だいたいの人もそう見ていたし、共に戦った羽柴秀吉もそう耳打ちしていたらしい。また、本人の知らぬところで、イエズス会もそれを望んでいる。
信長という最大の保護者を失ったイエズス会は、キリシタンになることを切望し、才能があると思われる三七信孝に期待した。彼等は、信長とルイス・フロイスとが初めて対面した当初から、彼等の保護者として親しい間柄にあった柴田勝家に、書簡を送っていた。
安土城の天主の焼失を、いつしか世間は三介のせいかと噂するようになるが、これは、三七郎に期待するイエズス会が、この時、勝家への書簡にそう書いたためである。
六月二十七日。
織田家の跡目を定め、また、領国配分を決めるための評議が尾張国清洲城にて開かれた。
出席者は柴田勝家、丹羽長秀、池田勝入(恒興)、そして羽柴秀吉。
さっそく織田家の家督を誰が継ぐかという話になり、弔い合戦のこともあって、三七信孝が優位かと思われた。一方で、三介信雄は次男であり、長男の信忠亡き今、長幼の順から考えて、信雄も十分有り得る。
信雄も信孝も己こそがと、その地位を望んでいる。家臣達もそれぞれ色々な意見があり、このままでは、信雄か信孝かで織田家が二分されよう。皆それを危惧したに違いないが、この時、秀吉が、
「三法師様こそ相応しいかと存ずる」
と断言した。
三法師は信忠の長男だ。
「信長公は隠居の身でいらせられました」
家督は信忠に譲られていた。だから、本能寺の変時、織田家の当主は信忠だったことになる。普通は当主の子が家督を継ぐものだ。

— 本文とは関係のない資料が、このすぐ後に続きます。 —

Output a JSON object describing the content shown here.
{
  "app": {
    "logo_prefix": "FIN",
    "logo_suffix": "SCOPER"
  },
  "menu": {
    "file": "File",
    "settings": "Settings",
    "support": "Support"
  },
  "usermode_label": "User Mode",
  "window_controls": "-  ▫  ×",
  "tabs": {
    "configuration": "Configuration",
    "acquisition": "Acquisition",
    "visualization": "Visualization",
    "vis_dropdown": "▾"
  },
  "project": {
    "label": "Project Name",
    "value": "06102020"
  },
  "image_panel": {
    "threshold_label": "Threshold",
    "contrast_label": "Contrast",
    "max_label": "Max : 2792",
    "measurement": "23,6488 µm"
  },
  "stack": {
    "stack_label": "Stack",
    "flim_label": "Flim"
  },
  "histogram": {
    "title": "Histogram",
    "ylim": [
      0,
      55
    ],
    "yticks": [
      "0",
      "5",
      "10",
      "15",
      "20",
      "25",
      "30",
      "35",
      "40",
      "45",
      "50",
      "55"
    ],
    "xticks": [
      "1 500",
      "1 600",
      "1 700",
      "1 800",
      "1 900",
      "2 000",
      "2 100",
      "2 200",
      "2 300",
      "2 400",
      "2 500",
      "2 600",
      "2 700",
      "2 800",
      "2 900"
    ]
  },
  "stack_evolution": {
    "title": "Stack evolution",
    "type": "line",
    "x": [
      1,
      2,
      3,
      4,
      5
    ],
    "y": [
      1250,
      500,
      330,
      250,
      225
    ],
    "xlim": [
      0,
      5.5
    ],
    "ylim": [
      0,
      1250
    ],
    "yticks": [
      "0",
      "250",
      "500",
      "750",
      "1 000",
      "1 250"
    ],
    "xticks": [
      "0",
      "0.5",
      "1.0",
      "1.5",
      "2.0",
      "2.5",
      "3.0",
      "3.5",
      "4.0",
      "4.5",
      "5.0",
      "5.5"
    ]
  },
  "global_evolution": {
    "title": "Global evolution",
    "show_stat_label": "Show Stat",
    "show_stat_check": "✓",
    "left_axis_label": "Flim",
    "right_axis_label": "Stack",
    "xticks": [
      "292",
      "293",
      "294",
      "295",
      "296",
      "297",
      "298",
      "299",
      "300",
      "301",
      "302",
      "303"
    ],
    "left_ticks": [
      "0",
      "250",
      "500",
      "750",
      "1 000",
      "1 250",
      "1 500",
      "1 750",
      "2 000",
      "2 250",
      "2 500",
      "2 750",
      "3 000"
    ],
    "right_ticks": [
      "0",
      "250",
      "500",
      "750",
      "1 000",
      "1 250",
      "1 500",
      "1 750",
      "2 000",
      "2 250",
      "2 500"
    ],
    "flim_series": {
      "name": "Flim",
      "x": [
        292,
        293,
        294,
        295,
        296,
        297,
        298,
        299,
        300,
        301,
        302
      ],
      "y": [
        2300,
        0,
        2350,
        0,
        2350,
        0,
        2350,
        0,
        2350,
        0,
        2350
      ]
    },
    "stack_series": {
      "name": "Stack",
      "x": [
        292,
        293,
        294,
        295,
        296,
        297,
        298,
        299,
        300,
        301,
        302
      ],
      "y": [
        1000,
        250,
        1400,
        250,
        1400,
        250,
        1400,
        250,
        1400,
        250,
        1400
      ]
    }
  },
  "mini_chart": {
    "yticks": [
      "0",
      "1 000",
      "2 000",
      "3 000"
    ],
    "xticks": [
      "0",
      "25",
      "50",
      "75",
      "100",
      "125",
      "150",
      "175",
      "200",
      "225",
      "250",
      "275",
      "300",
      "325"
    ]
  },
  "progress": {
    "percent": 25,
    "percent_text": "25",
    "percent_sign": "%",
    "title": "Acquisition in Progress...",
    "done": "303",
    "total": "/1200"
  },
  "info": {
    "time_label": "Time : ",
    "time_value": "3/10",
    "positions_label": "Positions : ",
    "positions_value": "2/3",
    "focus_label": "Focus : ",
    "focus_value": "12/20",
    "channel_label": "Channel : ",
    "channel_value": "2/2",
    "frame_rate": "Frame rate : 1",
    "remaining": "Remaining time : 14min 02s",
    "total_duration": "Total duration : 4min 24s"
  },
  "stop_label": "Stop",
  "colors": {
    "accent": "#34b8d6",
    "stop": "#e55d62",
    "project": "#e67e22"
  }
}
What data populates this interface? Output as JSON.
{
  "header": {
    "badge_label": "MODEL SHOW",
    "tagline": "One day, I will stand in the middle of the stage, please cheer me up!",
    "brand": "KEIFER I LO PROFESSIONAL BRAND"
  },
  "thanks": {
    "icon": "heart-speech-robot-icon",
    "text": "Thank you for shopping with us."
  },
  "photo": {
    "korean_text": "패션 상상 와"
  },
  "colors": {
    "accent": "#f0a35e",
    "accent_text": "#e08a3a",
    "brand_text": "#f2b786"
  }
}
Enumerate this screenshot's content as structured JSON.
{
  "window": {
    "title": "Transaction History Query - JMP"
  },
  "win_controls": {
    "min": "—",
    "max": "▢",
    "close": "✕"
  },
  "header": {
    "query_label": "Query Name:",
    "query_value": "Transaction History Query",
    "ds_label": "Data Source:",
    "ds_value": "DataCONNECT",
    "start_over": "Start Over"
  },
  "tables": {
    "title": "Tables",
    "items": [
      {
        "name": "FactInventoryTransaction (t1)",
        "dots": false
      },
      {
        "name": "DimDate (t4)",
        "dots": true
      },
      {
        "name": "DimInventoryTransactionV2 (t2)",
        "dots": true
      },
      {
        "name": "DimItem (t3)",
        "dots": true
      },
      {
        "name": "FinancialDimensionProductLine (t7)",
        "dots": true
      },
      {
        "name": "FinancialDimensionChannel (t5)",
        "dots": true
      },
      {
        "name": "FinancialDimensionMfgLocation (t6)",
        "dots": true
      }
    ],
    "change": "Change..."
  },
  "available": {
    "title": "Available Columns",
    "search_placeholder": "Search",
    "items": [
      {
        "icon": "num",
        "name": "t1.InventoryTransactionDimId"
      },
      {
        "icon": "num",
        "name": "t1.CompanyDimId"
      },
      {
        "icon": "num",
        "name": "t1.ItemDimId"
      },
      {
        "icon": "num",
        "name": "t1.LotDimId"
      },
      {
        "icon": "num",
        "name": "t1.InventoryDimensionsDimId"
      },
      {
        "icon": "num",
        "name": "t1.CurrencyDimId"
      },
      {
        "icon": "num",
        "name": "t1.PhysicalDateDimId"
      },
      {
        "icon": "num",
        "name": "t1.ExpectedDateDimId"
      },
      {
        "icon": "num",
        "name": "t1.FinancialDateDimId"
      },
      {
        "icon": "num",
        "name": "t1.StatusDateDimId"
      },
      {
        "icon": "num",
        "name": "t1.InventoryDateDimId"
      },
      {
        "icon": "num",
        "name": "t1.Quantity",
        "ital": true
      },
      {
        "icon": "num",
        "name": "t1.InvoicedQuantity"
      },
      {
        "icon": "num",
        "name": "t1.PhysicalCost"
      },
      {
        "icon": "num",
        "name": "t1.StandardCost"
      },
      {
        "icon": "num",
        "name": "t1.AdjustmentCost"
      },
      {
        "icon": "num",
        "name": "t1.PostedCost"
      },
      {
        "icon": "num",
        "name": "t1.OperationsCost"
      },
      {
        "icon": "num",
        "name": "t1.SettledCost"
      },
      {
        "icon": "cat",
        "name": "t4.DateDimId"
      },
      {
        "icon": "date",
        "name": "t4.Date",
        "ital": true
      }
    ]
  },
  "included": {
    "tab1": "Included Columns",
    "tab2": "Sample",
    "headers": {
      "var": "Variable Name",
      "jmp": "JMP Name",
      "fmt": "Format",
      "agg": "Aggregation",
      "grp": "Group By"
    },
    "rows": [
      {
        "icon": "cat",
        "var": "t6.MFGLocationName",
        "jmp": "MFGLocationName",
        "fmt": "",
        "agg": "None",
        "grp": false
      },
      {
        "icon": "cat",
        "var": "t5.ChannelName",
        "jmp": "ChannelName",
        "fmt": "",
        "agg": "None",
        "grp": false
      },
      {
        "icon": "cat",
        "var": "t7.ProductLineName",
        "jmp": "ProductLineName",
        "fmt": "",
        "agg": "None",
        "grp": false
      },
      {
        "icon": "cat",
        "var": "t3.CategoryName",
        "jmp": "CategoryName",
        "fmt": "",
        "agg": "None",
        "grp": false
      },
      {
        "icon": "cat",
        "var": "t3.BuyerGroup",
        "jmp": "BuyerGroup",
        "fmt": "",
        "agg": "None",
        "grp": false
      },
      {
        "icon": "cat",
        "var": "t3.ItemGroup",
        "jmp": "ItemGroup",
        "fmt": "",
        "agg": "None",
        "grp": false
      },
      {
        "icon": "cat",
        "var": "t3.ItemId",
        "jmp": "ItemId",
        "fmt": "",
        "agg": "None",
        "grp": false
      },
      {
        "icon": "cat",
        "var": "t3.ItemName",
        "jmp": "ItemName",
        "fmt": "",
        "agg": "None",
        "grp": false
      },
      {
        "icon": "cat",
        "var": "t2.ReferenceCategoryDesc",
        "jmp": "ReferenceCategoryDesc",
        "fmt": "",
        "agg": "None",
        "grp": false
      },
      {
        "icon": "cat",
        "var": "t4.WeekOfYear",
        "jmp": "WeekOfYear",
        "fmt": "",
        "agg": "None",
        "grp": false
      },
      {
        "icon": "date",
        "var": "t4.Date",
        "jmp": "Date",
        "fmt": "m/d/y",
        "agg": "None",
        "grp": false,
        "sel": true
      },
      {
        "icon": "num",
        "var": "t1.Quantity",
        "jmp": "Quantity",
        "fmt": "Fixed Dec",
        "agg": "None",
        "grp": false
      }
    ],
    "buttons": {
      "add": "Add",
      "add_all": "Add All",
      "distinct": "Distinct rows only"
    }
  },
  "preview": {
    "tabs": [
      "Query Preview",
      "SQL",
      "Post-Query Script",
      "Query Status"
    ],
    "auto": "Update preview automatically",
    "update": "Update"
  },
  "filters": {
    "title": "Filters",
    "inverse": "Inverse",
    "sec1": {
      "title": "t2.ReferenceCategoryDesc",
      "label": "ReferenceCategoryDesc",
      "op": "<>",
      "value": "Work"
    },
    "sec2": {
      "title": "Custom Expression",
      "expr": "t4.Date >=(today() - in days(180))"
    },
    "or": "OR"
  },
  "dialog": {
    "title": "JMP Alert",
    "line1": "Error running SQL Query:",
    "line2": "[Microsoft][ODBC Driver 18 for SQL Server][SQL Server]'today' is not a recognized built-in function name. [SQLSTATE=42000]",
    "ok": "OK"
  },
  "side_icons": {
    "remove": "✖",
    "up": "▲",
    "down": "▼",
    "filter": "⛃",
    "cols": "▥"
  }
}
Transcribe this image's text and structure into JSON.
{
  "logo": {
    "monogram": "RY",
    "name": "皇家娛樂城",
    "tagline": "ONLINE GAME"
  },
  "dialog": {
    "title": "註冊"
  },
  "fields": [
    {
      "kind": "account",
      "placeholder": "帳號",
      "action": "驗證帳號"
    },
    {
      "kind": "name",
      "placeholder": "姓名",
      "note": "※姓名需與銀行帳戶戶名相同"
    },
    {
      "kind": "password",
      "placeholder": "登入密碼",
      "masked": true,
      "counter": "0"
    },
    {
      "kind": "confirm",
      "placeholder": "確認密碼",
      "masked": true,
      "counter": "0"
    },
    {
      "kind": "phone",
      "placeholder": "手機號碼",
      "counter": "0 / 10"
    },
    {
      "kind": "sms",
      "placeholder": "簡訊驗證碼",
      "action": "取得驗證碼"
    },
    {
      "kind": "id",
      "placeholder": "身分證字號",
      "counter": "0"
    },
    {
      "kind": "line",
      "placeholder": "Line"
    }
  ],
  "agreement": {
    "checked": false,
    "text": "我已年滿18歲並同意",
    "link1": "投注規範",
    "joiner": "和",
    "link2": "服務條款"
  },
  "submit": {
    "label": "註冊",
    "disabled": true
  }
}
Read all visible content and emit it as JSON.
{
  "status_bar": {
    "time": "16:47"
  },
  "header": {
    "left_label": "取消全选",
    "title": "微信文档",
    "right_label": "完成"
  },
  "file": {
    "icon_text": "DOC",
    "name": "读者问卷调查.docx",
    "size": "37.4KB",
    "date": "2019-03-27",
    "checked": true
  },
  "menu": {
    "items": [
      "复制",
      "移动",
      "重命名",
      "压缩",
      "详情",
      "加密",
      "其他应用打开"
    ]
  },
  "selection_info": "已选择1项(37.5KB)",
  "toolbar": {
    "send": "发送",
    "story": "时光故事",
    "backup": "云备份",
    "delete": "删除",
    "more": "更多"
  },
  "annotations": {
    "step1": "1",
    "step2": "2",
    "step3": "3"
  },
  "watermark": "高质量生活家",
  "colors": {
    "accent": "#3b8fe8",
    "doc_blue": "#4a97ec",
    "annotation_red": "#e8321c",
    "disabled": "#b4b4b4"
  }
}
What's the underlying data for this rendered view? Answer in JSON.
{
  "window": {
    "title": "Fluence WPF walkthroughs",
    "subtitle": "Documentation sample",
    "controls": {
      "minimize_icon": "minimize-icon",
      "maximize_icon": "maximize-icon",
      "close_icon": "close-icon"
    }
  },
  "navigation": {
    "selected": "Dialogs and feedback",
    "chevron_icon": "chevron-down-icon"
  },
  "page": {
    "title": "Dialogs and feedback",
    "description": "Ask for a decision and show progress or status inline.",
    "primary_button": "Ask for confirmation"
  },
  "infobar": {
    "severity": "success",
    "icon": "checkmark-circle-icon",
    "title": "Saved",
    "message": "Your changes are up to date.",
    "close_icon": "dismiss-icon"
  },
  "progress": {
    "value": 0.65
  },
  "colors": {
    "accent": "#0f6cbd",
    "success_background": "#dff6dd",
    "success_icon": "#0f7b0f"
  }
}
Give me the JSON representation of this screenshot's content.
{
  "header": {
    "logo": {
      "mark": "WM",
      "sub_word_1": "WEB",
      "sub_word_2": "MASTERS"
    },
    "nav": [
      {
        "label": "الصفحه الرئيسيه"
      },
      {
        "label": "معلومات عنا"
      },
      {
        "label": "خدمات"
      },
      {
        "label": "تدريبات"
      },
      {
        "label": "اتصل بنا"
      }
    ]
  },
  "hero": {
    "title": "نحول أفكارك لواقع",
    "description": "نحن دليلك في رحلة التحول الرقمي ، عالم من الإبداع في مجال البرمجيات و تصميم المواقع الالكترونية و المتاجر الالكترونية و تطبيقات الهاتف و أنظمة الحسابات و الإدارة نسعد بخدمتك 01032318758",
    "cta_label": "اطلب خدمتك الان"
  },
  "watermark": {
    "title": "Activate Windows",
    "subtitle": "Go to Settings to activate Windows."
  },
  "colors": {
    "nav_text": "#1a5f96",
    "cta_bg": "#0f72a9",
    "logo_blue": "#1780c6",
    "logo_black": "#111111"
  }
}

当主に男子があるなら、その子が継ぐべきで、弟の出る幕ではないというのだ。
「しかし、三法師様はまだ三つだ」
勝家は、秀吉が信孝を推すだろうと思っていたので、その発言に驚愕した。
「未だ幼くていらせられる。今は非常時。幼君には務まらぬ。当主死し時、嗣子があっても、弟が継ぐことは、世の中よくあること」
勝家はさらにそう言った。だが、
「いや、それで傍流が嫡流を滅ぼすことが多々あり、争いの種にしかならぬ。争いの火種を元から断ち、三法師様を御当主とするのが十年後、二十年後のため。御幼君は、叔父君お二人が後見なされば宜しいのです」
と秀吉は譲らない。
信雄、信孝共に後見人になるならば、二人は同等であり、争いも生じない。長秀と勝入はそれに賛同した。それで、決まってしまった。
三法師が当主。信雄、信孝が後見人。堀秀政を傳役に、それを宿老四人で補佐するという。
領国配分では、秀吉が山城と丹波、さらに河内の一部を得て大幅に加増され、山崎の合戦で貢献したことがかなり影響した。
秀吉の力が急に強大になっている。加増も少なかった勝家は不満を抱き、三七信孝は全く納得していない。
会議の結果に、忠三郎は不穏な気配を感じた。その予感は的中し、やがて、信雄と秀吉、信孝と勝家に分かれて対立することになるのである。
因みに、清洲での会議の結果、蒲生家は三千石加増になった。六万石だった蒲生家は、これで六万三千石になったのである。